Aber die Schöpfer des Standards könnten ja auch etwas tun. Und zwar wäre ein Lösungswege, das die EAG Xtomea beschließt, die Anbietungsnachrichten mit Alternativen zu ergänzen. Dass also die Anbietung gar nicht mehr über das generische XML von Xtomea erfolgt, sondern über Excel-Dateien,
CSV, SQLite. Oder aber, Hersteller und Kunden vereinbaren die Lieferung von XML-kompatiblen Strukturen nicht mehr als XML-Code, sondern in SQLite. In dieser SQLite-Datei, das wäre quasi nur ein Container für XML-konforme Daten.
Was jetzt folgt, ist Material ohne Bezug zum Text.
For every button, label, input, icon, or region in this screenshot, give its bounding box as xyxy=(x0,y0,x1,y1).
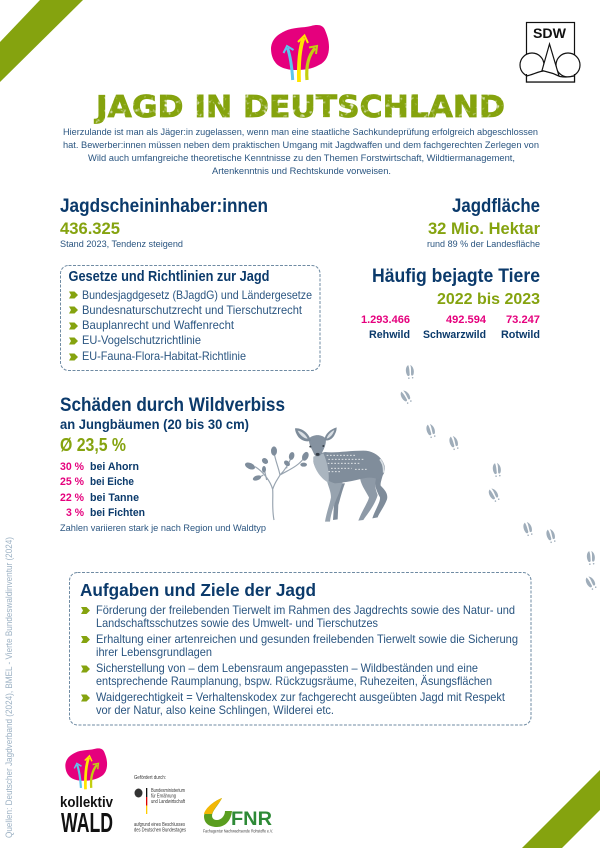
panel: Schäden durch Wildverbiss: an Jungbäumen (20 bis 30 cm) xyxy=(60,417,249,432)
panel: Häufig bejagte Tiere: 73.247 xyxy=(506,314,540,326)
logo: Bundesministerium: für Ernährung xyxy=(151,794,176,800)
list of laws: Bauplanrecht und Waffenrecht xyxy=(82,319,235,332)
panel: Gesetze und Richtlinien xyxy=(60,266,320,370)
logo: SDW xyxy=(520,22,580,82)
intro text: Hierzulande ist man als Jäger:in zugelassen, wenn man eine staatliche Sachkundeprüfung erfolgreich abgeschlossen xyxy=(63,127,538,137)
panel: Häufig bejagte Tiere: Schwarzwild xyxy=(423,329,486,341)
list of goals: Erhaltung einer artenreichen und gesunden freilebenden Tierwelt sowie die Sicherung xyxy=(96,632,518,646)
panel: Schäden durch Wildverbiss xyxy=(60,394,285,534)
panel: Häufig bejagte Tiere: 2022 bis 2023 xyxy=(437,291,540,308)
logo: FNR: Fachagentur Nachwachsende Rohstoffe e.V. xyxy=(203,828,273,834)
list of laws: Bundesjagdgesetz (BJagdG) und Ländergesetze xyxy=(82,289,312,302)
panel: Häufig bejagte Tiere: 492.594 xyxy=(446,314,486,326)
intro text xyxy=(63,127,539,176)
panel: Aufgaben und Ziele der Jagd xyxy=(70,572,531,725)
logo: Kollektiv Wald footer: WALD xyxy=(61,807,113,838)
logo: Bundesministerium: Bundesministerium xyxy=(151,788,185,794)
icon: sapling xyxy=(244,446,310,520)
logo: Bundesministerium: Gefördert durch: xyxy=(134,775,166,781)
decorative corner stripe: top left xyxy=(0,0,83,82)
list of goals xyxy=(81,603,518,717)
list of goals: Landschaftsschutzes sowie des Umwelt- und Tierschutzes xyxy=(96,616,378,630)
white spots xyxy=(327,455,368,472)
stat: Jagdfläche: rund 89 % der Landesfläche xyxy=(427,239,540,250)
panel: Schäden durch Wildverbiss: Schäden durch Wildverbiss xyxy=(60,394,285,416)
far legs xyxy=(372,467,387,518)
panel: Häufig bejagte Tiere: Häufig bejagte Tiere xyxy=(372,266,540,287)
list of laws: EU-Fauna-Flora-Habitat-Richtlinie xyxy=(82,350,246,363)
list of goals: ihrer Lebensgrundlagen xyxy=(96,645,212,659)
list of laws: Bundesnaturschutzrecht und Tierschutzrecht xyxy=(82,304,303,317)
logo: Kollektiv Wald footer xyxy=(60,748,114,838)
stat: Jagdscheininhaber: Jagdscheininhaber:innen xyxy=(60,196,268,217)
logo: Kollektiv Wald tree xyxy=(271,25,329,82)
logo: Bundesministerium: aufgrund eines Beschlusses xyxy=(134,822,185,828)
stat: Jagdfläche xyxy=(427,196,540,250)
panel: Schäden durch Wildverbiss: bei Fichten xyxy=(90,507,145,519)
list of goals: Förderung der freilebenden Tierwelt im Rahmen des Jagdrechts sowie des Natur- und xyxy=(96,603,515,617)
panel: Schäden durch Wildverbiss: 25 % xyxy=(60,476,84,488)
near legs xyxy=(358,477,378,521)
head xyxy=(309,435,326,456)
panel: Schäden durch Wildverbiss: 30 % xyxy=(60,461,84,473)
illustration: deer xyxy=(295,427,387,522)
logo: Bundesministerium xyxy=(134,775,186,834)
panel: Schäden durch Wildverbiss: 22 % xyxy=(60,492,84,504)
panel heading: Aufgaben und Ziele der Jagd xyxy=(80,580,316,600)
list of goals: Waidgerechtigkeit = Verhaltenskodex zur fachgerecht ausgeübten Jagd mit Respekt xyxy=(96,690,506,704)
panel: Schäden durch Wildverbiss: bei Ahorn xyxy=(90,461,139,473)
panel: Häufig bejagte Tiere: Rotwild xyxy=(501,329,540,341)
stat: Jagdscheininhaber: 436.325 xyxy=(60,219,120,238)
body xyxy=(313,451,385,483)
logo: Bundesministerium: und Landwirtschaft xyxy=(151,799,185,805)
panel: Schäden durch Wildverbiss: Zahlen variieren stark je nach Region und Waldtyp xyxy=(60,523,266,534)
logo: FNR: FNR xyxy=(231,809,272,830)
panel: Schäden durch Wildverbiss: bei Eiche xyxy=(90,476,134,488)
panel: Schäden durch Wildverbiss: bei Tanne xyxy=(90,492,139,504)
logo: SDW: SDW xyxy=(533,25,567,41)
list of goals: Sicherstellung von – dem Lebensraum angepassten – Wildbeständen und eine xyxy=(96,661,478,675)
list of goals: entsprechende Raumplanung, bspw. Rückzugsräume, Ruhezeiten, Äsungsflächen xyxy=(96,674,492,688)
decorative corner stripe: bottom right xyxy=(522,770,600,848)
stat: Jagdscheininhaber: Stand 2023, Tendenz steigend xyxy=(60,239,183,250)
intro text: Wild auch umfangreiche theoretische Kenntnisse zu den Themen Forstwirtschaft, Wildtiermanagement, xyxy=(88,153,515,163)
panel: Häufig bejagte Tiere xyxy=(361,266,540,341)
panel: Schäden durch Wildverbiss: 3 % xyxy=(66,507,84,519)
list of laws xyxy=(69,289,312,363)
stat: Jagdfläche: 32 Mio. Hektar xyxy=(428,219,540,238)
panel: Häufig bejagte Tiere: Rehwild xyxy=(369,329,410,341)
list of goals: vor der Natur, also keine Schlingen, Wilderei etc. xyxy=(96,703,334,717)
source note: Quellen: Deutscher Jagdverband (2024), BMEL - Vierte Bundeswaldinventur (2024) xyxy=(4,537,14,838)
stat: Jagdscheininhaber xyxy=(60,196,268,250)
stat: Jagdfläche: Jagdfläche xyxy=(452,196,540,217)
intro text: hat. Bewerber:innen müssen neben dem praktischen Umgang mit Jagdwaffen und dem fachgerechten Zerlegen von xyxy=(63,140,539,150)
title: JAGD IN DEUTSCHLAND xyxy=(94,90,505,125)
logo: FNR xyxy=(203,798,273,834)
icon: animal tracks xyxy=(399,365,598,591)
panel: Häufig bejagte Tiere: 1.293.466 xyxy=(361,314,410,326)
logo: Bundesministerium: des Deutschen Bundestages xyxy=(134,828,186,834)
list of laws: EU-Vogelschutzrichtlinie xyxy=(82,334,201,347)
facial details xyxy=(316,453,320,456)
intro text: Artenkenntnis und Rechtskunde vorweisen. xyxy=(212,166,391,176)
panel heading: Gesetze und Richtlinien zur Jagd xyxy=(68,269,270,285)
panel: Schäden durch Wildverbiss: Ø 23,5 % xyxy=(60,435,126,455)
logo: Kollektiv Wald footer: kollektiv xyxy=(60,794,114,811)
ears xyxy=(295,428,311,441)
Und auf diesem Weg ginge auch mehr.
Dritter Vorschlag wäre, dass die EAG Xtomea präzisere Vorgaben zur Serialisierung der XML-Nachrichten macht. Dass also nur noch ein XML-Nachricht pro Minipaket übermittelt wird und der Gesamtzusammenhang an anderer Stelle hergestellt wird.
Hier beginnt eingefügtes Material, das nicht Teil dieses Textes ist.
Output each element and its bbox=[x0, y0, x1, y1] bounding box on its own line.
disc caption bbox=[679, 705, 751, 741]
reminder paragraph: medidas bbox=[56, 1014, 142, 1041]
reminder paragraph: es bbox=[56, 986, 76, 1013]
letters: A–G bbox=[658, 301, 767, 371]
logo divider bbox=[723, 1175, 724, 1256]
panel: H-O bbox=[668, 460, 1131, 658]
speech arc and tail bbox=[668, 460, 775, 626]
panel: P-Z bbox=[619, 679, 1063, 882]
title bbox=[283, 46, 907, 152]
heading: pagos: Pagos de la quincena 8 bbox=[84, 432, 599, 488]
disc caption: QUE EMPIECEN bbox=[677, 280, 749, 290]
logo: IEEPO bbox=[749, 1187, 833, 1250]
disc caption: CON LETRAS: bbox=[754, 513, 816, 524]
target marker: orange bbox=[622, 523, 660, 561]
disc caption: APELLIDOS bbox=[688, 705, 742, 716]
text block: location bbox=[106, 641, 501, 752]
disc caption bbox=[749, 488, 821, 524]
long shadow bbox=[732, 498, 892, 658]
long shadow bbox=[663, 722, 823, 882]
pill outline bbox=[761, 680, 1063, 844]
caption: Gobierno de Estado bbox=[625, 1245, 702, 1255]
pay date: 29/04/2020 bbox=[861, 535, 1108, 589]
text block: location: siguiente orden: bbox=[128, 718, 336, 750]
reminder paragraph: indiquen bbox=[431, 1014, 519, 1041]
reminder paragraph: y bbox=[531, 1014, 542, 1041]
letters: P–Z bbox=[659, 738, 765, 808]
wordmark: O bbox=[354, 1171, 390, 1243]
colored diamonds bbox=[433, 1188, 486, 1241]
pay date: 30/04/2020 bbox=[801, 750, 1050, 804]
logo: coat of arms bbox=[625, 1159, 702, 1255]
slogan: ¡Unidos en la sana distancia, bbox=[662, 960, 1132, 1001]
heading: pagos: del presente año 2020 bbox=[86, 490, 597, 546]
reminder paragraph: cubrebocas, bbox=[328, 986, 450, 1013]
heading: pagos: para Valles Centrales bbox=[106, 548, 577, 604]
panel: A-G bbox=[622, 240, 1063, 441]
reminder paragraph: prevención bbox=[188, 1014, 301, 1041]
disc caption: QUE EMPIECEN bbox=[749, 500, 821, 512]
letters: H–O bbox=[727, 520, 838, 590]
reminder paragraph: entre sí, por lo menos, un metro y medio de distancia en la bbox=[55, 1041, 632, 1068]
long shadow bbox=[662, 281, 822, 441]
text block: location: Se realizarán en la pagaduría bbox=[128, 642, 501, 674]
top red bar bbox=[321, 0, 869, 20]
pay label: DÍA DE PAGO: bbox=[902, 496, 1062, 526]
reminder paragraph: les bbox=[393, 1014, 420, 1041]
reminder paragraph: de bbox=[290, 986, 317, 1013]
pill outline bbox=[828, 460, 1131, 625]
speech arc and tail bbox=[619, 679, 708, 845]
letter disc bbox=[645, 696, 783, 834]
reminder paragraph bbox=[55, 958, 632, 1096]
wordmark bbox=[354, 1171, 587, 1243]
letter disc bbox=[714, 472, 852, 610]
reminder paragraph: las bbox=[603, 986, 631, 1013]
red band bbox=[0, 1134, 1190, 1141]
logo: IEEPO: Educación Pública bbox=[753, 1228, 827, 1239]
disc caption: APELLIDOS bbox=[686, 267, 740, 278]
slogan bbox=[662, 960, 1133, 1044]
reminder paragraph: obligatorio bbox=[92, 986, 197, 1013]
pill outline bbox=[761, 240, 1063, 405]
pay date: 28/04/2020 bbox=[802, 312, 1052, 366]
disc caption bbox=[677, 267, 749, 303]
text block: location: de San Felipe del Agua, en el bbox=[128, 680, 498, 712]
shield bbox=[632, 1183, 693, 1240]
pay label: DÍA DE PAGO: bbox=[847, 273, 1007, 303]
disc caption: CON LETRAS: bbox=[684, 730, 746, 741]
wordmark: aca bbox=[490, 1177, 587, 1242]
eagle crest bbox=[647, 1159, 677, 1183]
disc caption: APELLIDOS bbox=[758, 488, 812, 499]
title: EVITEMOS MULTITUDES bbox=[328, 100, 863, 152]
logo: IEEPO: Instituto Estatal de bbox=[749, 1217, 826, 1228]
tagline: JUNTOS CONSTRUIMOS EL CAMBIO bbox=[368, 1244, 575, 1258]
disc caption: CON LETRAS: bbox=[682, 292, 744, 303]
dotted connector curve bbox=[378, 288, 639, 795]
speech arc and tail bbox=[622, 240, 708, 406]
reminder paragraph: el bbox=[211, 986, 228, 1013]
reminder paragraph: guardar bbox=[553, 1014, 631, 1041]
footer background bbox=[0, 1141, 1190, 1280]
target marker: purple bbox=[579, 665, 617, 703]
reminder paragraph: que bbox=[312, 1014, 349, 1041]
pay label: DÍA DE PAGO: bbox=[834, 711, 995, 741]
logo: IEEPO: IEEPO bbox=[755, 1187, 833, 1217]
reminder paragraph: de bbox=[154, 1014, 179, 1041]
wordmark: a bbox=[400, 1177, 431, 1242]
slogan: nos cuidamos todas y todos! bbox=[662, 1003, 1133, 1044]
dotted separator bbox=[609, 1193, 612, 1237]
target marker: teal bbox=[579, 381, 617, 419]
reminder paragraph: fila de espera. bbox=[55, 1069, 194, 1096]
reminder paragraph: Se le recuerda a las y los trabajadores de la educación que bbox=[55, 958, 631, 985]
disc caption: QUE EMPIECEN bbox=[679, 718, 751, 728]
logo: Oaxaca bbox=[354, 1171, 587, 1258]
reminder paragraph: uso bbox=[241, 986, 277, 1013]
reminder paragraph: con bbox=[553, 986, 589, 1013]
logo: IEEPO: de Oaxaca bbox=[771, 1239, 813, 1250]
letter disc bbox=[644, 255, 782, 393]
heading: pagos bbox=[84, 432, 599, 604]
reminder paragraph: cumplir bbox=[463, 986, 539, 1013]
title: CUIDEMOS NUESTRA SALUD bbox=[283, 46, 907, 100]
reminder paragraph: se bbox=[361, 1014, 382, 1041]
So ähnlich funktioniert übrigens E-Mail. Da gibt es seit über 40 Jahren Standards, wie E-Mail in Einzelpaketen verteilt werden können. Die Lösungen zum Mapping-Problem, da sehe ich in erster Linie eine Aufgabe der Archive. Wir müssen den Lösungen, die wir schaffen,
gewisse informierte Entscheidungen vorschalten. Also man sieht hier aus dem DMACC Ingest Tool mal so ein Mapping. Wir müssen uns darüber einig werden, wie gemapped wird. Das ist ganz allein unsere Aufgabe, wie das gemacht wird. Wir müssen darüber aber einen Nachweis führen, um die notwendigen Veränderungen,
die wir vorgenommen haben, letztlich nachvollziehbar zu machen. Also ein gemeinsamer Lern- und Bauprozess. Dann brauchen wir Lösungen zum Fachverfahrensproblem. In LABW entwickelt sich derzeit der Gedanke, dass bei der Bewertung die Fachverfahrensanbindung im Wege der XML-Nachricht nur eine Möglichkeit ist
und dass wir da eher CSV-Dateien vom Fachverfahren bekommen, um die Datenmassen in der Bewertung etwas zu minimieren. Unbestritten bleibt aber, dass später bei der Aussonderungsnachricht alle Metadaten in der Aussonderungsnachricht
mit drin sein müssen. Weil das einfach eine Anforderung an die Authentizität der E-Akten ist. Und beim Codeauflösungsproblem, da sehen wir ganz, ganz klar, oder sehe ich ganz, ganz klar,
die Notwendigkeit, dass die Behörde sich da kümmert. Es kann nicht sein, dass wir E-Akten bekommen, die im Jahr 2080 entziffert werden müssen, wie hier auf dem Bild der Stein von Rosetta im Britischen Museum. Das ist definitiv Aufgabe der abgebenden Stellen. Eine vorübergehende Lösung wäre,
dass wir ständig in unseren Archivsystemen die entsprechenden Codelisten von der COSID aus Bremen ablegen, sodass dann jemand sich, so ähnlich wie hier, die Museumsbesucherin durchwursteln kann. Schön wäre das nicht. Ich komme zum Fazit.
All diese Probleme und Lösungsmöglichkeiten sollten wir im Dialog mit den zuständigen Gremien der Behörden und Gerichte der Bundesrepublik angehen und besprechen, und nicht zuletzt mit den E-Akteherstellern, die in meinen Augen vielleicht etwas zu wenig von uns angesprochen werden.
Uns allen sind dabei einige Fehlplanungen unterlaufen, weil wir der eine mehr oder die andere weniger diese obegenannten Probleme etwas unterschätzt haben, vielleicht auch gar nicht wahrgenommen haben. Wir sollten relativ offen und ehrlich
mit diesen Fehlwahrnehmungen umgehen. Wir sollten unsere mangelnde Handlungsfähigkeit so gut es geht zugeben und gemeinsam Mittel zur Abhilfe besorgen. Und wenn die Behörden dabei ihre Aufgaben nicht erledigen, dann sollten wir zu Recht in Presse und Politik auf unsere Verantwortung hinweisen,
den Rechtsstaat in der Rückschau transparent zu halten. Aber im Vordergrund muss natürlich der fruchtbare Dialog mit diesen Stellen stehen. Soweit mein Fazit. Vielen Dank und ich hoffe, ich habe nicht überzogen.